Marking the fifth birthday of the Affordable Care Act, President Obama zinged the GOP’s response, as NYT’s Michael D. Shear reports: “We have been promised a lot of things in these past five years that didn’t turn out to be the case,” Mr. Obama said. “Death panels, doom, a serious alternative from Republicans in Congress…When this law was passed, our businesses began the longest streak of private sector job growth on record. Sixty straight months. Five straight years. Twelve million new jobs…It’s working, despite countless attempts to repeal, undermine, defund and defame this law.”
Huffpollsters Ariel Edwards-Levy, Janie Valencia and Mark Blumenthal note that “In 2014, our computation of the NCPP [National Council on Public Polls] statistics finds a rate of error in final week polls (2.2 percentage points) slightly higher than in 2006 or 2010, but slightly lower than 2002….While polling averages in Senate races appeared to miss by more than usual, broader measures of polling error were roughly in line with previous midterm elections, and the 2014 Senate polls collectively predicted the correct winners in all but one race.”
CT Gov. Daniel Malloy, Incoming chair of the Democratic Governors Association, has some provocative thoughts on Democratic messaging strategy going forward. As Buzzfeed’s Evan McMorris-Santoro reports, quoting Malloy: “You put together that [the GOP] is the party that wants to control your body, wants you work 35 or 40 hours per week and live in poverty, and, by the way, doesn’t want you to have access to health care,” he said. “You put those three things together? That’s a pretty powerful argument…Accept the Republican Party model that you’re constantly in an election,” Malloy said. Democrats “thought they could take a vacation” when they needed constant, persistent campaign-style messaging.”

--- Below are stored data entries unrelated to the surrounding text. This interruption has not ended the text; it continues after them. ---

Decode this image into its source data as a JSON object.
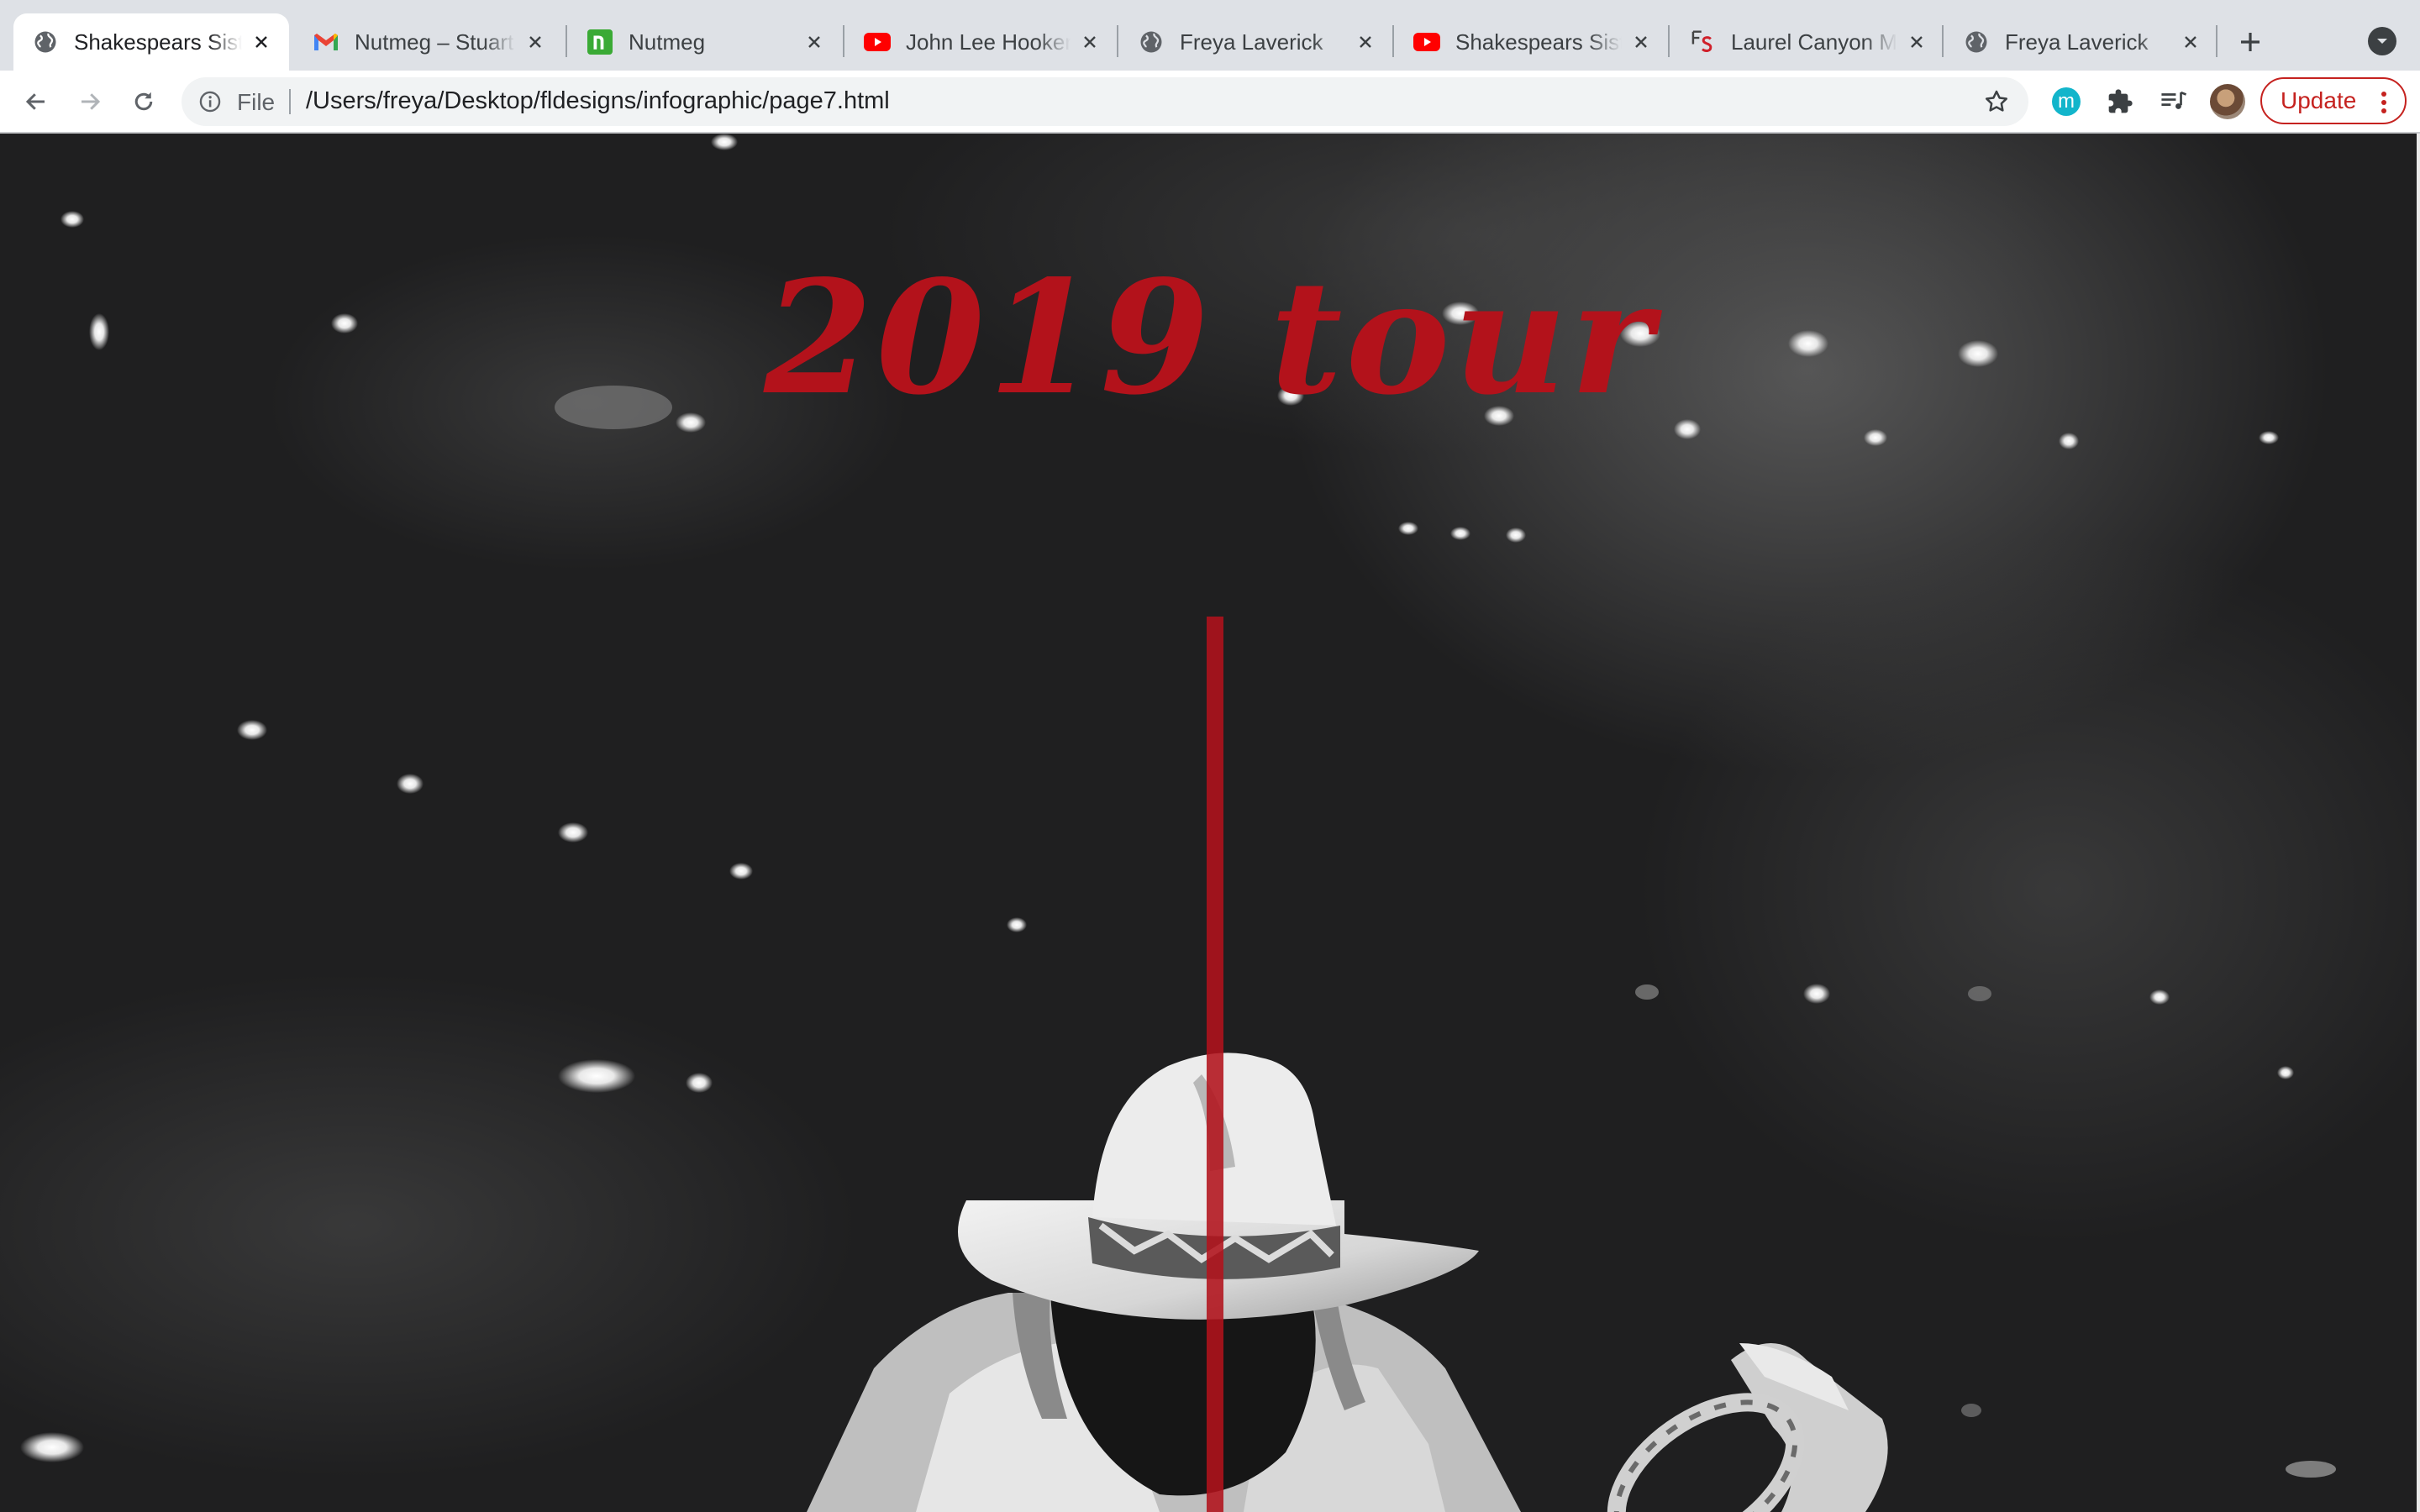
{
  "browser": {
    "tabs": [
      {
        "title": "Shakespears Sister",
        "favicon": "globe-icon",
        "active": true
      },
      {
        "title": "Nutmeg – Stuart mail",
        "favicon": "gmail-icon",
        "active": false
      },
      {
        "title": "Nutmeg",
        "favicon": "nutmeg-icon",
        "active": false
      },
      {
        "title": "John Lee Hooker",
        "favicon": "youtube-icon",
        "active": false
      },
      {
        "title": "Freya Laverick",
        "favicon": "globe-icon",
        "active": false
      },
      {
        "title": "Shakespears Sister",
        "favicon": "youtube-icon",
        "active": false
      },
      {
        "title": "Laurel Canyon Maps",
        "favicon": "fs-logo-icon",
        "active": false
      },
      {
        "title": "Freya Laverick",
        "favicon": "globe-icon",
        "active": false
      }
    ],
    "omnibox": {
      "scheme_label": "File",
      "url": "/Users/freya/Desktop/fldesigns/infographic/page7.html"
    },
    "extension_label": "m",
    "update_label": "Update"
  },
  "page": {
    "title": "2019 tour",
    "colors": {
      "accent": "#b3121b",
      "background": "#1e1e1f"
    }
  }
}
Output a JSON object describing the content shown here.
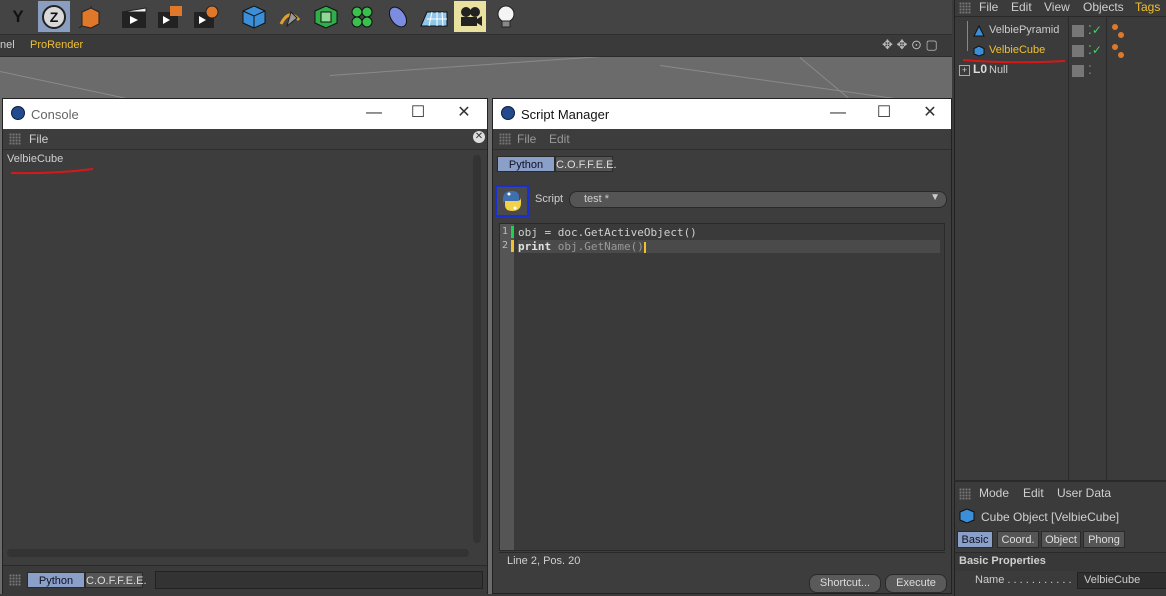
{
  "toolbar": {
    "items": [
      "y-axis-lock",
      "z-axis-lock",
      "world-coordinates",
      "render-view",
      "render-picture-viewer",
      "render-settings",
      "cube-primitive",
      "pen-spline",
      "subdivision-surface",
      "mograph-cloner",
      "deformer",
      "floor-environment",
      "camera",
      "light"
    ],
    "y_label": "Y",
    "z_label": "Z"
  },
  "menu_strip": {
    "panel_label": "nel",
    "prorender_label": "ProRender"
  },
  "console": {
    "title": "Console",
    "menu_file": "File",
    "output_text": "VelbieCube",
    "tab_python": "Python",
    "tab_coffee": "C.O.F.F.E.E."
  },
  "script_manager": {
    "title": "Script Manager",
    "menu_file": "File",
    "menu_edit": "Edit",
    "tab_python": "Python",
    "tab_coffee": "C.O.F.F.E.E.",
    "script_label": "Script",
    "script_selected": "test *",
    "code": [
      {
        "num": "1",
        "text": "obj = doc.GetActiveObject()"
      },
      {
        "num": "2",
        "kw": "print",
        "text": " obj.GetName()"
      }
    ],
    "status": "Line 2, Pos. 20",
    "shortcut_button": "Shortcut...",
    "execute_button": "Execute"
  },
  "object_manager": {
    "menu": [
      "File",
      "Edit",
      "View",
      "Objects",
      "Tags"
    ],
    "objects": [
      {
        "name": "VelbiePyramid",
        "selected": false
      },
      {
        "name": "VelbieCube",
        "selected": true
      },
      {
        "name": "Null",
        "selected": false
      }
    ]
  },
  "attribute_manager": {
    "menu": [
      "Mode",
      "Edit",
      "User Data"
    ],
    "object_title": "Cube Object [VelbieCube]",
    "tabs": [
      "Basic",
      "Coord.",
      "Object",
      "Phong"
    ],
    "section": "Basic Properties",
    "name_label": "Name . . . . . . . . . . .",
    "name_value": "VelbieCube"
  },
  "colors": {
    "selected_text": "#f0c030",
    "tab_active": "#8aa0c8",
    "annotation": "#d81818"
  }
}
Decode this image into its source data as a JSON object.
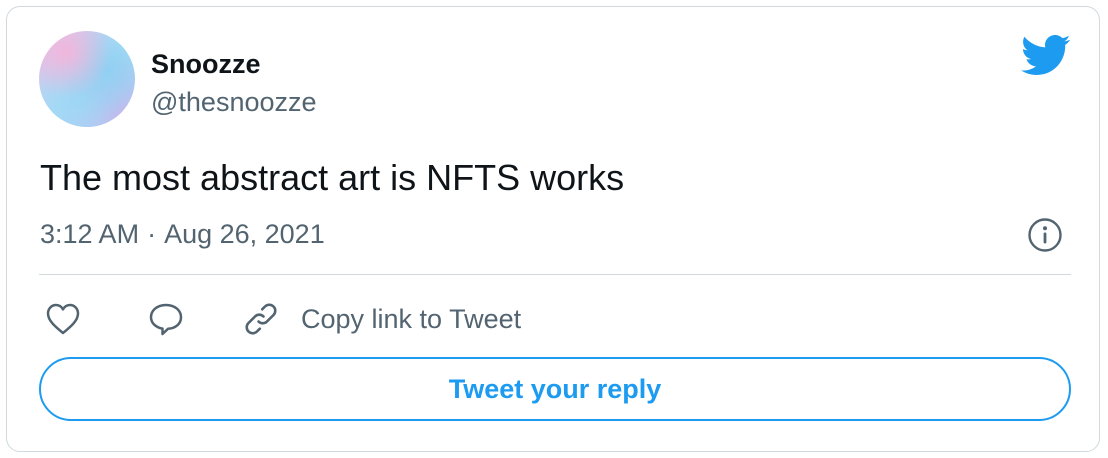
{
  "user": {
    "display_name": "Snoozze",
    "handle": "@thesnoozze",
    "avatar_icon": "avatar-image"
  },
  "tweet": {
    "text": "The most abstract art is NFTS works",
    "time": "3:12 AM",
    "separator": "·",
    "date": "Aug 26, 2021"
  },
  "actions": {
    "like_icon": "heart-icon",
    "reply_icon": "speech-bubble-icon",
    "copy_icon": "link-icon",
    "copy_label": "Copy link to Tweet",
    "info_icon": "info-icon",
    "brand_icon": "twitter-bird-icon"
  },
  "reply": {
    "label": "Tweet your reply"
  },
  "colors": {
    "brand": "#1d9bf0",
    "text_primary": "#0f1419",
    "text_secondary": "#536471",
    "border": "#cfd9de"
  }
}
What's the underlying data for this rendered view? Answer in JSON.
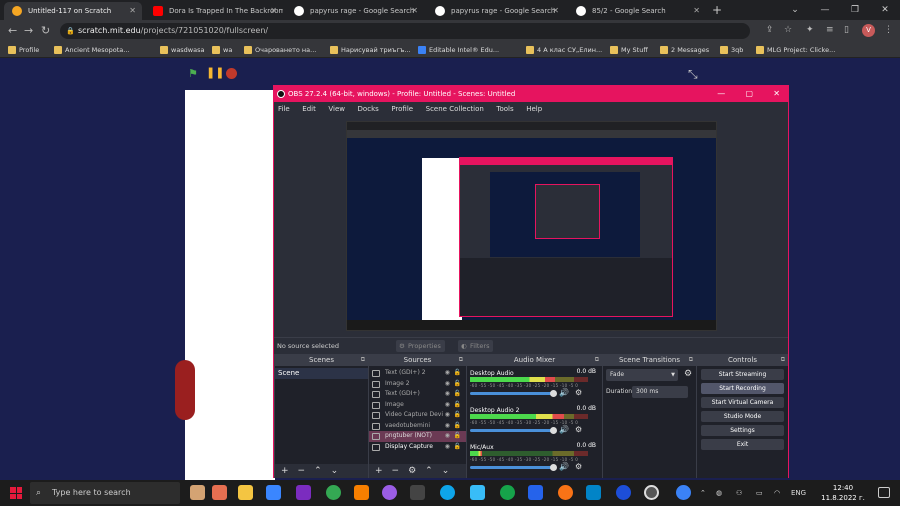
{
  "browser": {
    "tabs": [
      {
        "title": "Untitled-117 on Scratch",
        "active": true,
        "icon": "scratch-icon",
        "color": "#f5a623"
      },
      {
        "title": "Dora Is Trapped In The Backroom",
        "active": false,
        "icon": "youtube-icon",
        "color": "#ff0000"
      },
      {
        "title": "papyrus rage - Google Search",
        "active": false,
        "icon": "google-icon",
        "color": "#ffffff"
      },
      {
        "title": "papyrus rage - Google Search",
        "active": false,
        "icon": "google-icon",
        "color": "#ffffff"
      },
      {
        "title": "85/2 - Google Search",
        "active": false,
        "icon": "google-icon",
        "color": "#ffffff"
      }
    ],
    "url_host": "scratch.mit.edu",
    "url_path": "/projects/721051020/fullscreen/",
    "new_tab": "+",
    "avatar_letter": "V",
    "bookmarks": [
      "Profile",
      "Ancient Mesopota...",
      "wasdwasa",
      "wa",
      "Очароването на...",
      "Нарисувай триъгъ...",
      "Editable Intel® Edu...",
      "4 А клас СУ„Елин...",
      "My Stuff",
      "2 Messages",
      "3qb",
      "MLG Project: Clicke..."
    ]
  },
  "scratch": {
    "controls": {
      "flag": "green-flag-icon",
      "pause": "pause-icon",
      "stop": "stop-icon"
    }
  },
  "obs": {
    "title": "OBS 27.2.4 (64-bit, windows) - Profile: Untitled - Scenes: Untitled",
    "accent": "#e6145f",
    "menu": [
      "File",
      "Edit",
      "View",
      "Docks",
      "Profile",
      "Scene Collection",
      "Tools",
      "Help"
    ],
    "no_source": "No source selected",
    "properties": "Properties",
    "filters": "Filters",
    "docks": {
      "scenes": {
        "title": "Scenes",
        "items": [
          "Scene"
        ]
      },
      "sources": {
        "title": "Sources",
        "items": [
          {
            "name": "Text (GDI+) 2",
            "selected": false,
            "bright": false
          },
          {
            "name": "Image 2",
            "selected": false,
            "bright": false
          },
          {
            "name": "Text (GDI+)",
            "selected": false,
            "bright": false
          },
          {
            "name": "Image",
            "selected": false,
            "bright": false
          },
          {
            "name": "Video Capture Devi",
            "selected": false,
            "bright": false
          },
          {
            "name": "vaedotubemini",
            "selected": false,
            "bright": false
          },
          {
            "name": "pngtuber (NOT)",
            "selected": true,
            "bright": false
          },
          {
            "name": "Display Capture",
            "selected": false,
            "bright": true
          }
        ]
      },
      "mixer": {
        "title": "Audio Mixer",
        "ticks": "-60 -55 -50 -45 -40 -35 -30 -25 -20 -15 -10 -5 0",
        "channels": [
          {
            "name": "Desktop Audio",
            "db": "0.0 dB",
            "level": 0.72
          },
          {
            "name": "Desktop Audio 2",
            "db": "0.0 dB",
            "level": 0.8
          },
          {
            "name": "Mic/Aux",
            "db": "0.0 dB",
            "level": 0.1
          }
        ]
      },
      "transitions": {
        "title": "Scene Transitions",
        "type": "Fade",
        "duration_label": "Duration",
        "duration": "300 ms"
      },
      "controls": {
        "title": "Controls",
        "buttons": [
          "Start Streaming",
          "Start Recording",
          "Start Virtual Camera",
          "Studio Mode",
          "Settings",
          "Exit"
        ]
      }
    }
  },
  "taskbar": {
    "search_placeholder": "Type here to search",
    "language": "ENG",
    "time": "12:40",
    "date": "11.8.2022 г."
  }
}
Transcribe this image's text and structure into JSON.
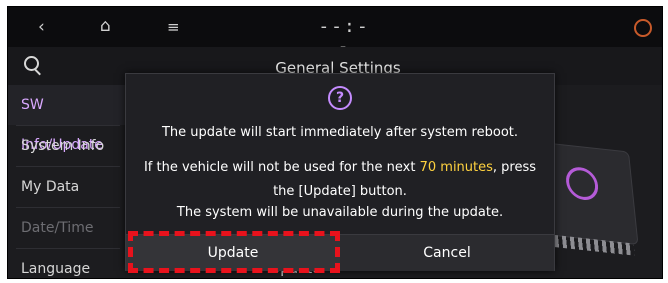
{
  "topbar": {
    "back_glyph": "‹",
    "home_glyph": "⌂",
    "menu_glyph": "≡",
    "clock": "--:--"
  },
  "header": {
    "title": "General Settings"
  },
  "sidebar": {
    "items": [
      {
        "label": "SW Info/Update"
      },
      {
        "label": "System Info"
      },
      {
        "label": "My Data"
      },
      {
        "label": "Date/Time"
      },
      {
        "label": "Language"
      }
    ]
  },
  "background": {
    "update_label": "Update"
  },
  "dialog": {
    "help_glyph": "?",
    "line1": "The update will start immediately after system reboot.",
    "line2_prefix": "If the vehicle will not be used for the next ",
    "line2_highlight": "70 minutes",
    "line2_suffix": ", press",
    "line3": "the [Update] button.",
    "line4": "The system will be unavailable during the update.",
    "update_button": "Update",
    "cancel_button": "Cancel"
  },
  "colors": {
    "highlight_text": "#ffd23f",
    "accent": "#c58cff",
    "annotation": "#e8121c"
  }
}
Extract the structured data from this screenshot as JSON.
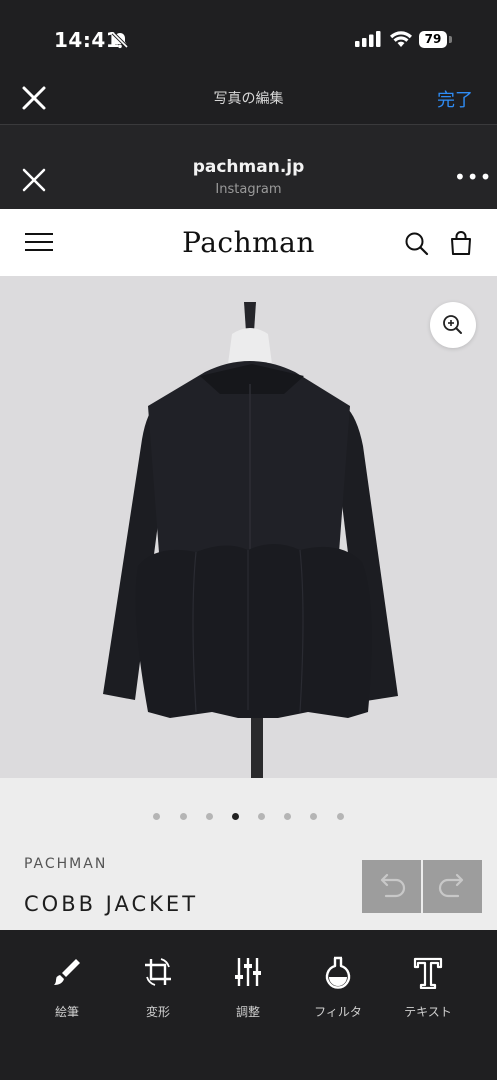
{
  "status_bar": {
    "time": "14:41",
    "battery": "79"
  },
  "edit_header": {
    "title": "写真の編集",
    "done_label": "完了"
  },
  "web_header": {
    "domain": "pachman.jp",
    "source": "Instagram",
    "more_label": "•••"
  },
  "site": {
    "logo": "Pachman"
  },
  "carousel": {
    "count": 8,
    "active_index": 3
  },
  "product": {
    "brand": "PACHMAN",
    "name": "COBB JACKET"
  },
  "toolbar": {
    "items": [
      {
        "label": "絵筆",
        "icon": "brush-icon"
      },
      {
        "label": "変形",
        "icon": "crop-rotate-icon"
      },
      {
        "label": "調整",
        "icon": "sliders-icon"
      },
      {
        "label": "フィルタ",
        "icon": "filter-flask-icon"
      },
      {
        "label": "テキスト",
        "icon": "text-icon"
      }
    ]
  },
  "colors": {
    "accent": "#2f8cf5",
    "dark_bg": "#1f1f21",
    "photo_bg": "#dcdbdd",
    "jacket": "#1c1d22"
  }
}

Poll analyst Alfred J. Tuchfarber writes at Sabato’s Crystal Ball that Dems face six major challenges in the 2016 elections, including African American turnout after Obama, the rarity of Dems winning three presidential elections in a row and the increasing influence of high-turnout white seniors, among others.
At The Charleston Gazette, James A. Haught has a stat-rich profile of religious commitment in America. One nugget: “Those who don’t attend church generally are more tolerant of gays, more welcoming of blacks and Hispanics, more supportive of women’s right to choose, more approving of the public safety net. In other words, they tend to back compassionate progressive values — and they have become the largest single group in the Democratic Party base…Sociologist Ruy Teixeira predicts they will boost Democratic politics in coming decades and turn America more liberal. But they’re somewhat less inclined to vote. A couple of years ago, Dr. Teixeira wrote about America: “In 1944, 80 percent of adults were white Christians. But things have changed a lot since then. Today, only about 52 percent of adults are white Christians…By the election of 2016, the United States will have ceased to be a white Christian nation…”
National Journal’s Andrea Drusch previews a potentially-divisive Democratic primary in the race for U.S. Senate, featuring a “young, charismatic centrist,” Rep. Patrick Murphy vs. Alan Grayson, “one of the party’s foremost firebrands.”
Dems have a thin range of available leaders in IN for the 2016 open U.S. Senate seat — with one big exception. So, Run Evan Run!